The Henry J. Kaiser Family Foundation KFF Covid-19 Vaccine Monitor, an ongoing survey of 1,600 people aged 18 and over that was launched this week to provide an ongoing measure of public sentiment, finds that, overall, people feel more positive about the photo than ‘they weren’t earlier this year. In November, 71% of participants said they would be likely to get the vaccine, up from 63% in a survey in September. But the remaining 27% said they probably or certainly never would take it, a proportion that rose to 33% among black adults, 33% among essential workers and 29% among those working in healthcare. For those who hesitate, the main concern was the fear of side effects.

This is a difficult thing to reassure, because the side effects are real. Although the Pfizer vaccine is not granted emergency clearance last weekend, and Moderna’s not yet licensed, tens of thousands of people received them earlier this year in clinical trials. In the news and on social media, participants described having lived “a severe hangover, “”fever … fatigue and chills, “”Covid-like symptoms. ” A participant Told CNBC he shook so hard with chills that he cracked a tooth.

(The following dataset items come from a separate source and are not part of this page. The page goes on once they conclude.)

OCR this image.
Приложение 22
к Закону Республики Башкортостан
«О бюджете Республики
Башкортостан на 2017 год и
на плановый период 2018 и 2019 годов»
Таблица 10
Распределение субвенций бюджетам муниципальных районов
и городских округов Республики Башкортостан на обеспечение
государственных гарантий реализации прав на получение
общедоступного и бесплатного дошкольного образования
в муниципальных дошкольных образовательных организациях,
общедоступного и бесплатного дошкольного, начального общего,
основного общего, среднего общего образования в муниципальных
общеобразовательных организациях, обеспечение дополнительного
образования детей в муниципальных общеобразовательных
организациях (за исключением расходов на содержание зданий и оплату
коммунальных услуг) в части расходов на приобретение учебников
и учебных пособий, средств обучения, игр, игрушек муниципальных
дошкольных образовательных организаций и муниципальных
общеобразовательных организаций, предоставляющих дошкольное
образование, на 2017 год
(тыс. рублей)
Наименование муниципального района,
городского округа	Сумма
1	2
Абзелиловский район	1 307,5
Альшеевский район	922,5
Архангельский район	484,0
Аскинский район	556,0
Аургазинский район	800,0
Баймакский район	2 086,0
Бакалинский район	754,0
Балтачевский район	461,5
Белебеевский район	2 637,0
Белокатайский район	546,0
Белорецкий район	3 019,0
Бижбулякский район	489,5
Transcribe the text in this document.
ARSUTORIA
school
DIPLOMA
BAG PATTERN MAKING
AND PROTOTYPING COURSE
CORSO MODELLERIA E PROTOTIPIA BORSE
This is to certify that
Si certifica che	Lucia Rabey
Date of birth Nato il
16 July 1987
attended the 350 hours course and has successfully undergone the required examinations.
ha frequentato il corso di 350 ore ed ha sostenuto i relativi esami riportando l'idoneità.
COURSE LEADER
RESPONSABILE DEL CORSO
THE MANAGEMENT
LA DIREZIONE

These accounts correspond to data submitted by companies to the FDA’s Advisory Committee on Vaccines and Related Biologics, which reviews safety and efficacy. According to the backgrounders, the Pfizer formula caused fatigue in 59.4% of trial participants after their second dose, headache in 51.7%, muscle pain in 37.3%, joint pain in 21.9%, chills in 35.1% and aches head at 15.8%. The figures of the Moderna formula, which were released Tuesday, are similar: fatigue in 68.5% of recipients, headache in 63%, body aches in 59.6%, chills in 43.4% and fever in 15.6%.